Anne and Preston have invested in their own press. It is all the more shocking, then, when the marriage is rocked by Preston’s admission of infidelity. Anne’s immediate reaction becomes a blueprint for further actions: of course she can’t sleep in the same room; of course she can’t live under the same roof. Internalizing her pain and sudden insecurity, Anne turns to absolutes instead of solutions, as though she is trapped in the box of society’s expectations.

A woman who has never once entertained self-doubt, Anne is rendered helpless. As for Preston, he continues his daily routine at the family-owned bank, responding to crisis as clumsily as his wife, neither of them selfless enough to give a thought to their teenaged son. The result is devastating, a grand drama of clashing egos unaccustomed to compromise.

The problem with these characters – and everyone in this novel - is that they are products of the modern world: self-serving, desperate to rise to that next level in a fish bowl of a town where nothing goes unremarked. Norman Bond, the boorish newcomer to town, bullies his way into the country club, only to be the brunt of sly jokes. Oblivious, Norman dogs Preston, seeking a wedge as though money and opportunity will purchase him cache and acceptance.

His newly religious wife seeks comfort in her church. Then there is Vicky Thayer, who owns a dress shop and aspires to be Anne’s exclusive confidant, only to betray Anne’s secrets and bask in the attentions of the curious. Nor are the young people exempt for a surfeit of self-involvement, from Anne’s confused, laconic son to Piggy, a vicious young man aptly nicknamed after a character in The Lord of the Flies.
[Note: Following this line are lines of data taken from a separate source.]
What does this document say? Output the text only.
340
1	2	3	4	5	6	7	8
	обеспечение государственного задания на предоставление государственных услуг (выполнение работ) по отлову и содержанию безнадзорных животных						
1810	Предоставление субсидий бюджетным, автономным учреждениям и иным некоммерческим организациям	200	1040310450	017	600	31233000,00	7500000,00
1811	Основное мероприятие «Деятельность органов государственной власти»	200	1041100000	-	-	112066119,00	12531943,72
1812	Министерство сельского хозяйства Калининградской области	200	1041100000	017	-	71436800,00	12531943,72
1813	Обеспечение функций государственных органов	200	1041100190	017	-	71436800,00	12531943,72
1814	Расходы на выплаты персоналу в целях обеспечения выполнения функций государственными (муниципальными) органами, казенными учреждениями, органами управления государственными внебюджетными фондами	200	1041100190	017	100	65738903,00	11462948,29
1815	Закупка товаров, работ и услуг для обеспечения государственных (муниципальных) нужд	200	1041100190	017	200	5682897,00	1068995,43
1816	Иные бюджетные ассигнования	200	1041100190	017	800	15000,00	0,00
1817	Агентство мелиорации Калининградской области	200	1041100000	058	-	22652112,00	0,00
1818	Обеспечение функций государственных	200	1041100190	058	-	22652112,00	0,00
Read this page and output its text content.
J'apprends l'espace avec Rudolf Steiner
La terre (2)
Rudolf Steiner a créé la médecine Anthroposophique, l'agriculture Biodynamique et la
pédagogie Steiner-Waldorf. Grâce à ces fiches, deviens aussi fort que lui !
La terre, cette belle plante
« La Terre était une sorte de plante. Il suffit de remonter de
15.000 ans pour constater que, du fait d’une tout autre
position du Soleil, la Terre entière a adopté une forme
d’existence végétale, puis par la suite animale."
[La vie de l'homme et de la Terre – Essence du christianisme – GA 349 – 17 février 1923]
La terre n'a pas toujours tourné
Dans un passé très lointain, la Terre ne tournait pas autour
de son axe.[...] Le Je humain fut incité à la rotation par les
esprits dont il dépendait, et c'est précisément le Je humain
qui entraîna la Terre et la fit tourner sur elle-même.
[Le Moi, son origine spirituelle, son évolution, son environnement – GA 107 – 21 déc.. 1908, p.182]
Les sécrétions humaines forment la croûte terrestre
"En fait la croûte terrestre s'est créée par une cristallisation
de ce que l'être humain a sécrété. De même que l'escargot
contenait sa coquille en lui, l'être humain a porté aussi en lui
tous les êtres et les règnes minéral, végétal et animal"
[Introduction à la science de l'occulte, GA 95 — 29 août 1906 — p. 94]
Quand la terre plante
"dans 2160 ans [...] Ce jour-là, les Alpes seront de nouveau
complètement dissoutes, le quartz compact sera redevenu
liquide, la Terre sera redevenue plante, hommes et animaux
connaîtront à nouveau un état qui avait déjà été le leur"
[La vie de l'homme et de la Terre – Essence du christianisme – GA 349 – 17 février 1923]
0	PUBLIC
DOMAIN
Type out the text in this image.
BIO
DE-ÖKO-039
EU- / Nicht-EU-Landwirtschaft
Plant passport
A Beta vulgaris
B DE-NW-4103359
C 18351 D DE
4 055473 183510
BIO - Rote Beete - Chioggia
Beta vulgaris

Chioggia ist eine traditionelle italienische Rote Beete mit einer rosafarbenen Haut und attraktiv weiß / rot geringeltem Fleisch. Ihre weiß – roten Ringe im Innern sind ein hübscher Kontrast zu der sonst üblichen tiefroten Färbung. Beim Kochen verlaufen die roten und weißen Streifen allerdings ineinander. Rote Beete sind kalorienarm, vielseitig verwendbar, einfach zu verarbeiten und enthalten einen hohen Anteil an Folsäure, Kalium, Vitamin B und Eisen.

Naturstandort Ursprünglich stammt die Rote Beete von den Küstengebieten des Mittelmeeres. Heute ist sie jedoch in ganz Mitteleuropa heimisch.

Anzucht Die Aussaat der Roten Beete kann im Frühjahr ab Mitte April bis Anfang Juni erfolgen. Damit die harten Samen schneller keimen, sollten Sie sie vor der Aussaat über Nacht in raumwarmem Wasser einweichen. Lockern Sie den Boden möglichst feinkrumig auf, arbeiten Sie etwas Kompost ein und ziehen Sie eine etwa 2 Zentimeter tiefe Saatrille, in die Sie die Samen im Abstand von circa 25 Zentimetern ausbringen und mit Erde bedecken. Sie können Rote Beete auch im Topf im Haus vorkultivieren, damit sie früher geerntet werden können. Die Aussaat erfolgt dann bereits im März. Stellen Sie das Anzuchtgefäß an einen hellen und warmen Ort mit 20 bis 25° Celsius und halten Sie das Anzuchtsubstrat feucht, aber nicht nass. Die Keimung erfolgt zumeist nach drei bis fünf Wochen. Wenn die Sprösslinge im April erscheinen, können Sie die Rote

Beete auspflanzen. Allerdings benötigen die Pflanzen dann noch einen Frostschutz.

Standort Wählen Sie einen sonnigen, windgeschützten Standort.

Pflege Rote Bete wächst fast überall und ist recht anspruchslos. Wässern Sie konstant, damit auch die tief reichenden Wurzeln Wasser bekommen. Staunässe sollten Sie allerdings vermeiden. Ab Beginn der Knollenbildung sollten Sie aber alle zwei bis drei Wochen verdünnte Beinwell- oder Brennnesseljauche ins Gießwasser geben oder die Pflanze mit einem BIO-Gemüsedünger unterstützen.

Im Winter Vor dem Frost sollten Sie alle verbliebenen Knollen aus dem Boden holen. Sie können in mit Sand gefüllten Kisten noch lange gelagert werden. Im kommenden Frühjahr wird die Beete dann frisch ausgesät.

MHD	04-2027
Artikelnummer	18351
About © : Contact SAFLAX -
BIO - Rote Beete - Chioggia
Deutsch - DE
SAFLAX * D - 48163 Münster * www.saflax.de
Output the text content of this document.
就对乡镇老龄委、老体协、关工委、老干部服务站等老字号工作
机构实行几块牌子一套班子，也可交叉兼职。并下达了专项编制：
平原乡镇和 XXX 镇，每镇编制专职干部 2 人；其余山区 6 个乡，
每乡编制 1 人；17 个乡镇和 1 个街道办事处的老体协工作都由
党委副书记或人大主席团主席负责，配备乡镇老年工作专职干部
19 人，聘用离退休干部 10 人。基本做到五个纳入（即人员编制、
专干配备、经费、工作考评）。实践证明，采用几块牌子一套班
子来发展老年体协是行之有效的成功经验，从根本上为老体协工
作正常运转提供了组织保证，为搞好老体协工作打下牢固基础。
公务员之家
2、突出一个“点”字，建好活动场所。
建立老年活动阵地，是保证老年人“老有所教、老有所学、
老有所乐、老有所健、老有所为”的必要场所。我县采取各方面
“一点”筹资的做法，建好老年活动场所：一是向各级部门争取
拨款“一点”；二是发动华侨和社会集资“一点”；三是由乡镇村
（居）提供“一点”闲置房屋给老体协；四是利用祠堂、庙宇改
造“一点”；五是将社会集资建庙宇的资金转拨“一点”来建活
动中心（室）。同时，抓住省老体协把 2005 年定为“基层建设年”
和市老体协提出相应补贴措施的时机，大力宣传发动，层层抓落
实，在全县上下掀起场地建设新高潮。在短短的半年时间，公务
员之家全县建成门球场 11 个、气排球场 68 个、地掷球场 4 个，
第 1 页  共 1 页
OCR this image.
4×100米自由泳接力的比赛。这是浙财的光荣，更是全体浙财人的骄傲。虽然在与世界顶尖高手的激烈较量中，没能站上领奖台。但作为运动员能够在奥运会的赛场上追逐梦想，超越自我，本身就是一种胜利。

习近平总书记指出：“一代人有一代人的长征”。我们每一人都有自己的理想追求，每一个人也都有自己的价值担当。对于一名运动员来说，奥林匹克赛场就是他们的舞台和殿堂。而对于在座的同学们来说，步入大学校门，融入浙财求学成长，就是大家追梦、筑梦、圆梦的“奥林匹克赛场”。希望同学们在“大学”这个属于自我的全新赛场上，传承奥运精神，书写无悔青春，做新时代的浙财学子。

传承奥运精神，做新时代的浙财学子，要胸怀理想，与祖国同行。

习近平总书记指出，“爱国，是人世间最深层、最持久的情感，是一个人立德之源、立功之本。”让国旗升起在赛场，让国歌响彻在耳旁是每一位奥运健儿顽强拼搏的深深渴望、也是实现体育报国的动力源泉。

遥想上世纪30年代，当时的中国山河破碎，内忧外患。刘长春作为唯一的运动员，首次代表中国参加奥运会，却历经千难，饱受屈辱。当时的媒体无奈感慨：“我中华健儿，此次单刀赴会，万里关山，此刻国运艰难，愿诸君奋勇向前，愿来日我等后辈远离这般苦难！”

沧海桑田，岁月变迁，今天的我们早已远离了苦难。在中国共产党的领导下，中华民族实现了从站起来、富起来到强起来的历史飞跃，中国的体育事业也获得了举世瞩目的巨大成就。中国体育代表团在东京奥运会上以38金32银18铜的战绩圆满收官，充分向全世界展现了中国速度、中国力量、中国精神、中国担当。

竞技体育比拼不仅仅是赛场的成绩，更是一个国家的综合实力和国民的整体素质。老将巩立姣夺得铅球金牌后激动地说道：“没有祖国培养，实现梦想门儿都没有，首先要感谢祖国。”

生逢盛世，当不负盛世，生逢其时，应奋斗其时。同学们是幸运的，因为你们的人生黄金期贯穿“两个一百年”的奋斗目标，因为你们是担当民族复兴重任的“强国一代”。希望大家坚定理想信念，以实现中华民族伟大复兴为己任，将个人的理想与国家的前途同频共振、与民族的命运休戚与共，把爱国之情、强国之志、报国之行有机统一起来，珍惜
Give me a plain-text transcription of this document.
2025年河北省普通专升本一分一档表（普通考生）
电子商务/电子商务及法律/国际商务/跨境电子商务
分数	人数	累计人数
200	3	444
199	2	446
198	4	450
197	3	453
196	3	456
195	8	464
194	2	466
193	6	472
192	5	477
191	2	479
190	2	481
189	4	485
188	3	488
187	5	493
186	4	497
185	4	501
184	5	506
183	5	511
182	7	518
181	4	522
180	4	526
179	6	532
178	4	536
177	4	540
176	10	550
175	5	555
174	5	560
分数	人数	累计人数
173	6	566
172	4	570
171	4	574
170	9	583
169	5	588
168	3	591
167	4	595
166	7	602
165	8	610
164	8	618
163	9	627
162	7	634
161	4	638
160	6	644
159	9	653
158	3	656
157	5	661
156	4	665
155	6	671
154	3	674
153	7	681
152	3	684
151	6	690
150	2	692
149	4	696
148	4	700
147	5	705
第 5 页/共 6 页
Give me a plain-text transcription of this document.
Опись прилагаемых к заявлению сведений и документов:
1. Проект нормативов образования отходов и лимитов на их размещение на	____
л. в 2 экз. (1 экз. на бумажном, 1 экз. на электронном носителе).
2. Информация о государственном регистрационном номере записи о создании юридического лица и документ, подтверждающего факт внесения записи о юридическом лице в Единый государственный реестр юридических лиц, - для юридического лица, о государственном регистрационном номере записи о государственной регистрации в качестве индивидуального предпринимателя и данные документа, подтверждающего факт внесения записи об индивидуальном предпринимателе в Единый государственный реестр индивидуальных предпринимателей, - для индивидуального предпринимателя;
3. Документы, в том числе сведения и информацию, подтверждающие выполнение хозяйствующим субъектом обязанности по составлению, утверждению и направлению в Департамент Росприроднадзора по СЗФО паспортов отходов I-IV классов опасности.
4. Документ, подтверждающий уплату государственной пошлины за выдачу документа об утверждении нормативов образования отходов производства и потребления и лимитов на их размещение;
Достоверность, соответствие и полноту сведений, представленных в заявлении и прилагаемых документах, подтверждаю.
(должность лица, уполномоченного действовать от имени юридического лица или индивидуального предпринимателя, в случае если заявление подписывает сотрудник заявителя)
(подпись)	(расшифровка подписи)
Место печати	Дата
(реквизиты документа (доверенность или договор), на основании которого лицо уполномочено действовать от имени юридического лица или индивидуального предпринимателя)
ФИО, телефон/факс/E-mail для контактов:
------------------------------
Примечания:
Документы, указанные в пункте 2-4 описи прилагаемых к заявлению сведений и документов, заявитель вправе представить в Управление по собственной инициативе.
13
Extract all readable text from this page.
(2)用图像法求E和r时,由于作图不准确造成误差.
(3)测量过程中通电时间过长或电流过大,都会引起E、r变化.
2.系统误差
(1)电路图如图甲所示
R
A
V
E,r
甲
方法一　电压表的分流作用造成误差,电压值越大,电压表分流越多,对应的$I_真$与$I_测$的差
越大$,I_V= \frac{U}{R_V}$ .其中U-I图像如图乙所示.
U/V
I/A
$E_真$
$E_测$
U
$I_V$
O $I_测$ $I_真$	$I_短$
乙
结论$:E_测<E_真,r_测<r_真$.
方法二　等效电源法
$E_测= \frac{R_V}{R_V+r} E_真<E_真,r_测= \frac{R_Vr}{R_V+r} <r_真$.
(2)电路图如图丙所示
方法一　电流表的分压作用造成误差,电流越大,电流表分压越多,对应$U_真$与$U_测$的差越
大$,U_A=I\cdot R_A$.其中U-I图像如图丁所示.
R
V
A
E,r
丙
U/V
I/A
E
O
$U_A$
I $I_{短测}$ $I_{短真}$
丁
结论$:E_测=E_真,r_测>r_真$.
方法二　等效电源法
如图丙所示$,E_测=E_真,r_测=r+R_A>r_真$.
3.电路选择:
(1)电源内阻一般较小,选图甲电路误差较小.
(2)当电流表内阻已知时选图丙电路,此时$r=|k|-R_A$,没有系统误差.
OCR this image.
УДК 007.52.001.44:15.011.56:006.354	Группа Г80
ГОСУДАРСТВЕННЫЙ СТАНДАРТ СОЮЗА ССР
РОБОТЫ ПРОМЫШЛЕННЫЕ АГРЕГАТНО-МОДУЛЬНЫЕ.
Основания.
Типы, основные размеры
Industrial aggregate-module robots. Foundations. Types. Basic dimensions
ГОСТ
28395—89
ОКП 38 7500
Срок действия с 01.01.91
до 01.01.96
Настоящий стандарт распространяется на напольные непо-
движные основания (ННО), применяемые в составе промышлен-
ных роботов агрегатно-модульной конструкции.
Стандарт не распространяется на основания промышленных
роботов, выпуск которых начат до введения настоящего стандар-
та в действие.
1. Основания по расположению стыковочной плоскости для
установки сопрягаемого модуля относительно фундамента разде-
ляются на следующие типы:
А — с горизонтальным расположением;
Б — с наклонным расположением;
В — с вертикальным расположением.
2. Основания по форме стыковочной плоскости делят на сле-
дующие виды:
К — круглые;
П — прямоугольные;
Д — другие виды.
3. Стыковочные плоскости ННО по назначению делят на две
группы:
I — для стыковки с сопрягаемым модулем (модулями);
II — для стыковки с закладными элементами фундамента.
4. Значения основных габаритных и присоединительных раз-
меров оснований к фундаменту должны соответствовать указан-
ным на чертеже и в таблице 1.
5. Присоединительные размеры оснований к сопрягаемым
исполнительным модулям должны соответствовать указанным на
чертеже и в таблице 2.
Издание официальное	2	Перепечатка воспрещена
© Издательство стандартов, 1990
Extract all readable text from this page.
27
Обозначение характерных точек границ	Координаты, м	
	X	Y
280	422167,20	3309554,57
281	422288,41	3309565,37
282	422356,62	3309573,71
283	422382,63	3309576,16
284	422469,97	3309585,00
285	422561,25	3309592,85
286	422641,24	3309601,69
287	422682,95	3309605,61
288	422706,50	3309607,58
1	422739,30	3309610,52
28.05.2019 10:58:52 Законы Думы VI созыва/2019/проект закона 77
Nevertheless, Trees has written a compelling novel, capturing my attention like a roadside accident. There is not one redeeming or likeable character in the story, as though all are infected by the isolation of their world, the exclusivity that breeds a slew of those who covet “the good life.” It ends predictably in tragedy, a tale of betrayal, ambition and complacence for those with a taste for reality laced with cynicism and opportunism, a Nietzschean Garden of Eden.